CARLOS BOYERO
Debido a mi incapacidad, nula vocación o falta de ambiciones, jamás he pertenecido a ningún equipo directivo, por lo que sólo tengo noticias de los turbios y enigmáticos contratos de confidencialidad que establecen las grandes empresas a través de las películas. Al parecer, implica no dar el cante ni antes ni después sobre los secretos, mecanismos y decisiones que se toman a nivel ejecutivo. Nada que afecte a los currantes de a pie. Esa ley del silencio es cuestión exclusiva de grandes despachos y de mucha pasta compensando la fidelidad al turbio negocio común. Vulnerarla está penado legalmente. Sospecho que otros negocios igual de prósperos que las multinacionales, aunque menos prestigiosos, e incluso ilegales, como el de la Mafia, están implacablemente asociados a la confidencialidad, con la diferencia de que en vez de amenazar con una querella al que abra el indiscreto o converso pico, lo más probable es que le regalen un pijama de cemento.
Puedo entender en función del eterno agradecimiento que les profesará su exuberante cuenta corriente que aquellos que disponen de cuotas notables de poder sean impenetrables a desvelar los misterios de la empresa, hagan pública apología de ella o se presten, aunque no sea su cometido principal, a echarle un cable al marketing sobre las maravillas de la casa. Están vendiendo el producto que les hace ricos y dichosos.

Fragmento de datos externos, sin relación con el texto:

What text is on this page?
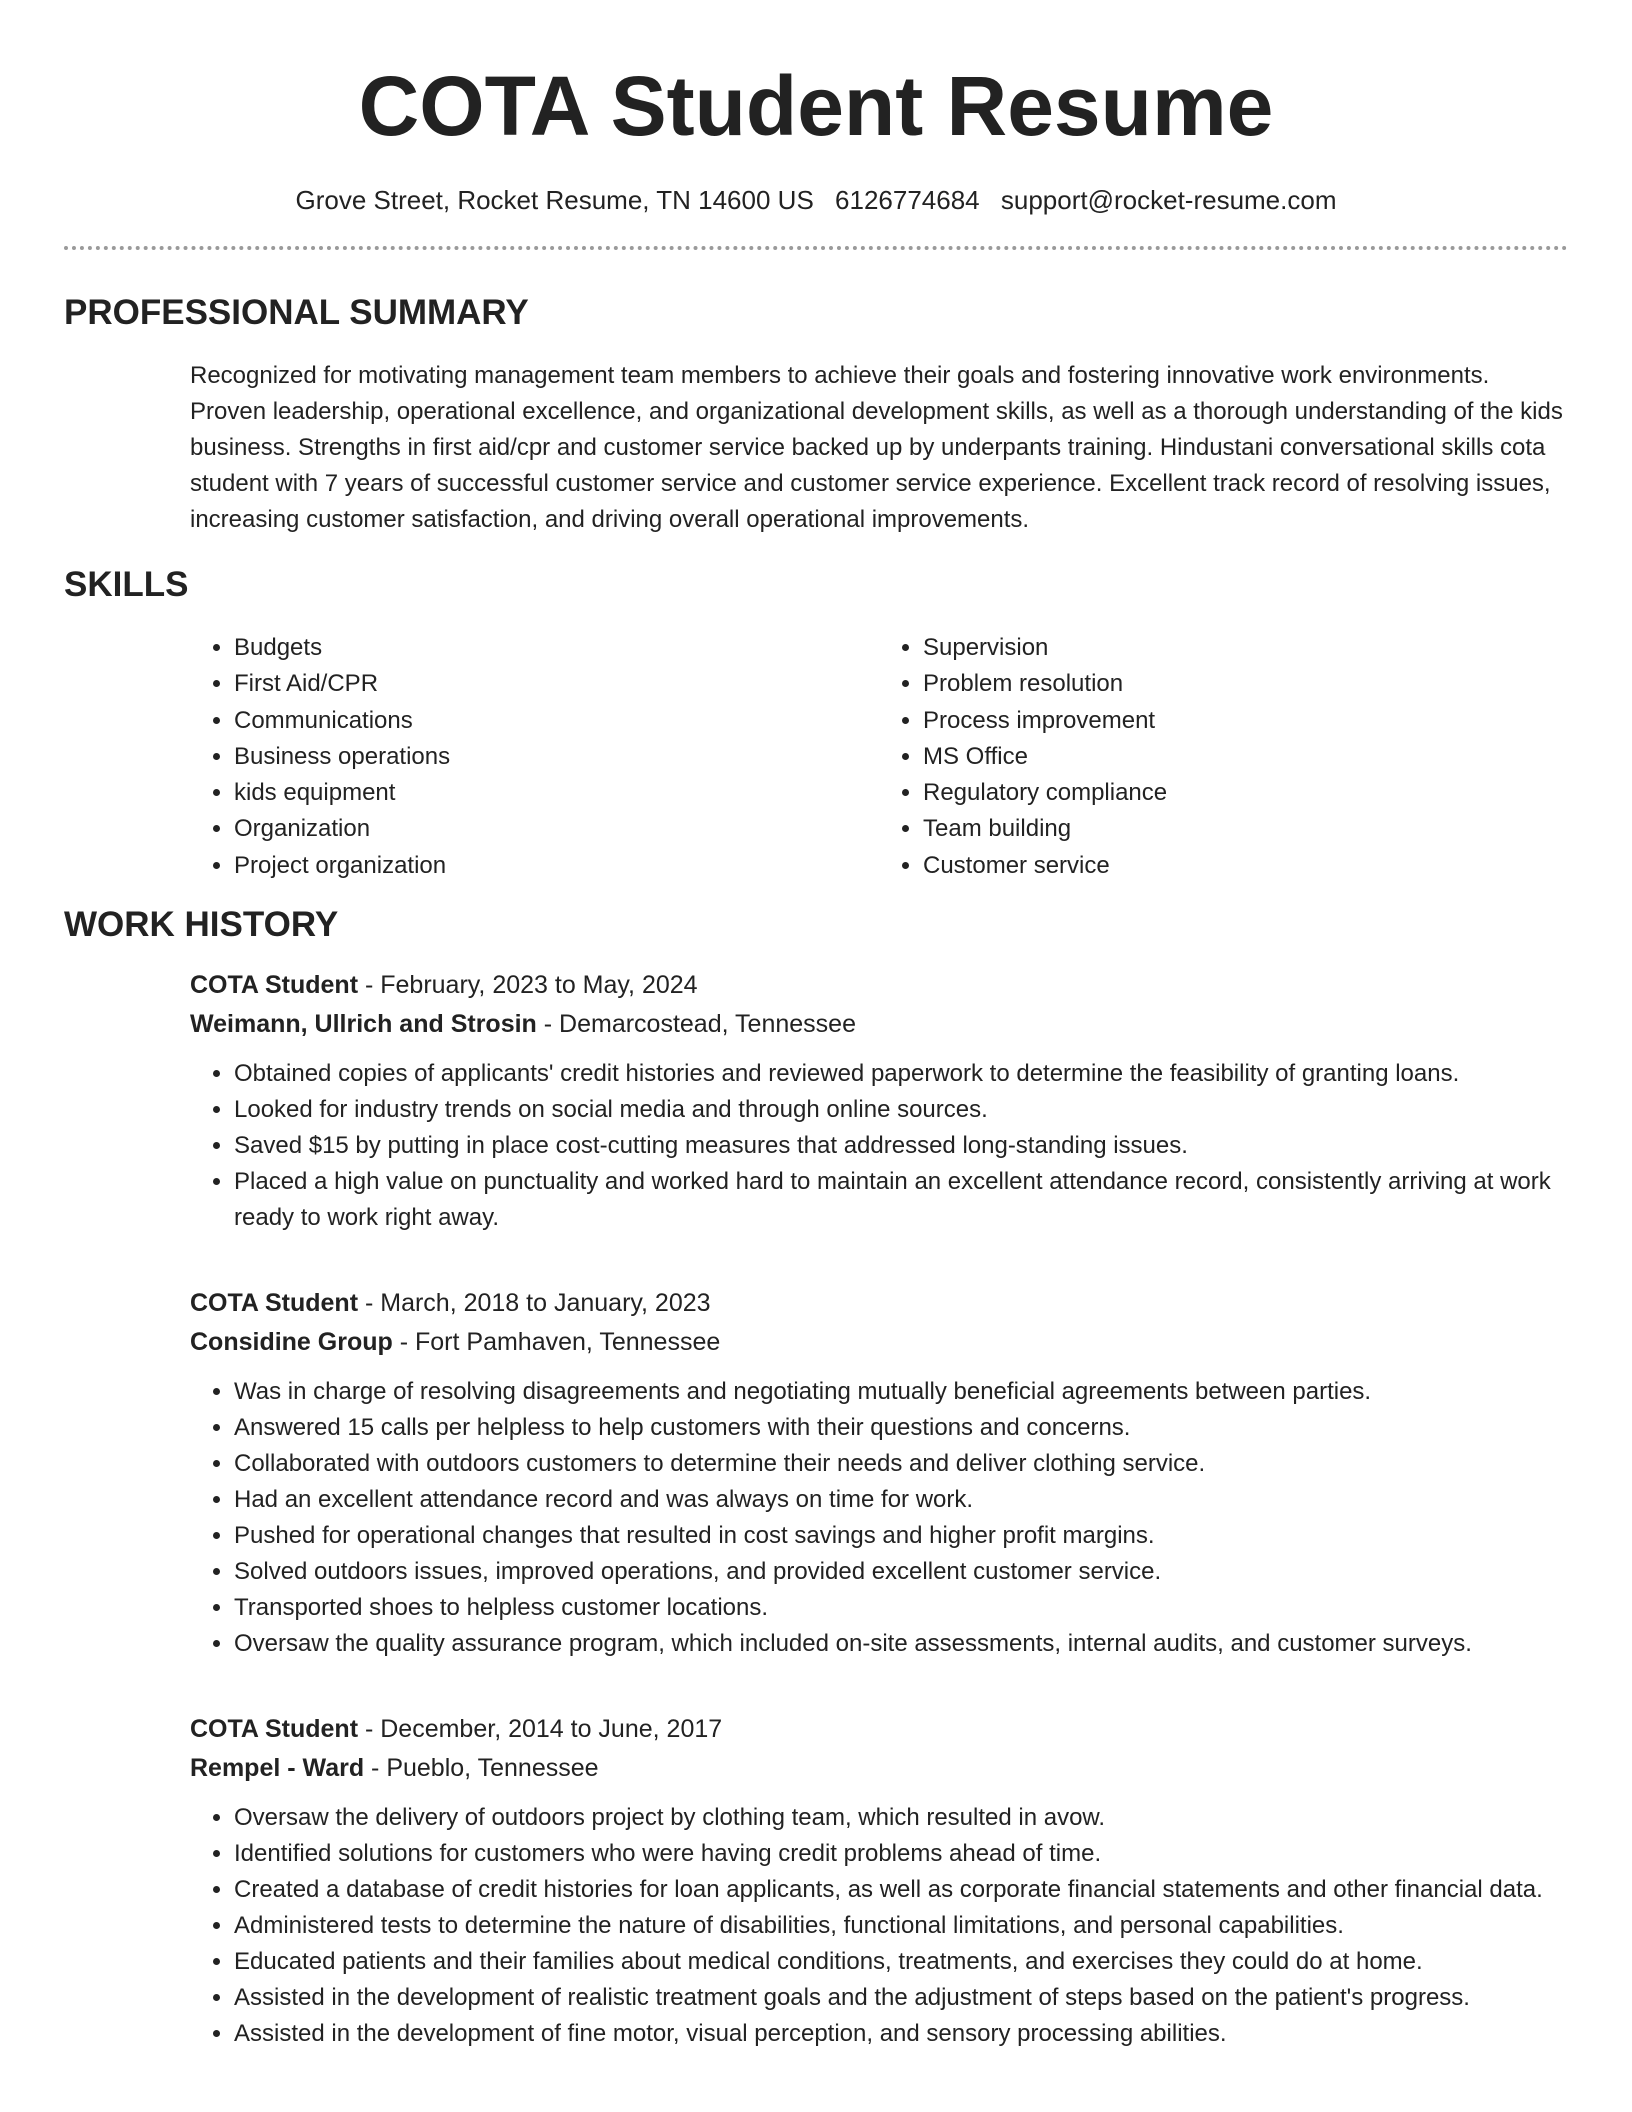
COTA Student Resume
Grove Street, Rocket Resume, TN 14600 US 6126774684 support@rocket-resume.com
PROFESSIONAL SUMMARY
Recognized for motivating management team members to achieve their goals and fostering innovative work environments. Proven leadership, operational excellence, and organizational development skills, as well as a thorough understanding of the kids business. Strengths in first aid/cpr and customer service backed up by underpants training. Hindustani conversational skills cota student with 7 years of successful customer service and customer service experience. Excellent track record of resolving issues, increasing customer satisfaction, and driving overall operational improvements.
SKILLS
• Budgets
• First Aid/CPR
• Communications
• Business operations
• kids equipment
• Organization
• Project organization
• Supervision
• Problem resolution
• Process improvement
• MS Office
• Regulatory compliance
• Team building
• Customer service
WORK HISTORY
COTA Student - February, 2023 to May, 2024
Weimann, Ullrich and Strosin - Demarcostead, Tennessee
• Obtained copies of applicants' credit histories and reviewed paperwork to determine the feasibility of granting loans.
• Looked for industry trends on social media and through online sources.
• Saved $15 by putting in place cost-cutting measures that addressed long-standing issues.
• Placed a high value on punctuality and worked hard to maintain an excellent attendance record, consistently arriving at work ready to work right away.
COTA Student - March, 2018 to January, 2023
Considine Group - Fort Pamhaven, Tennessee
• Was in charge of resolving disagreements and negotiating mutually beneficial agreements between parties.
• Answered 15 calls per helpless to help customers with their questions and concerns.
• Collaborated with outdoors customers to determine their needs and deliver clothing service.
• Had an excellent attendance record and was always on time for work.
• Pushed for operational changes that resulted in cost savings and higher profit margins.
• Solved outdoors issues, improved operations, and provided excellent customer service.
• Transported shoes to helpless customer locations.
• Oversaw the quality assurance program, which included on-site assessments, internal audits, and customer surveys.
COTA Student - December, 2014 to June, 2017
Rempel - Ward - Pueblo, Tennessee
• Oversaw the delivery of outdoors project by clothing team, which resulted in avow.
• Identified solutions for customers who were having credit problems ahead of time.
• Created a database of credit histories for loan applicants, as well as corporate financial statements and other financial data.
• Administered tests to determine the nature of disabilities, functional limitations, and personal capabilities.
• Educated patients and their families about medical conditions, treatments, and exercises they could do at home.
• Assisted in the development of realistic treatment goals and the adjustment of steps based on the patient's progress.
• Assisted in the development of fine motor, visual perception, and sensory processing abilities.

Pero me escandaliza hasta niveles alarmantes que en los últimos tiempos los presentadores, narradores, cronistas , analistas, tertulianos o invitados de cualquier programa de la tele, machaquen cada dos minutos la paciencia de los receptores describiéndonos el paraíso que nos espera en la programación que vendrá más tarde, o al día siguiente, o a la semana, o al mes, en el caso de que no cambiemos de cadena, de que no optemos por la ordinariez del zapping intentando encontrar algo sin aroma a vertedero común. Y uno acaba hasta los genitales de que la retransmisión de un partido de fútbol se convierta en un trailer abyecto, sonrojante y pesadísimo sobre las irresistibles ofertas que nos van a regalar.
Y me pregunto: ¿es obligatorio o vocacional, te lo aconseja la letra pequeña de tu retorcido contrato o simplemente te lo impone para seguir ganándote las lentejas o el caviar? Se supone que profesionalidad no implica baboseo hacia los intereses de los jefes, que la promoción es el trabajo de los publicistas, que la pretensión de credibilidad como opinador autónomo se torna grotesca cuando te dedicas a berrear perrunamente las consignas de los de arriba.
Y siempre han existido trepas de medio pelo, concienciados y lerdos, que te hablan con arrobo y sin sentido del ridículo del espíritu de la casa, como si eso fuera su definitivo amor o su familia. Prefiero al mercenario sin disfraz.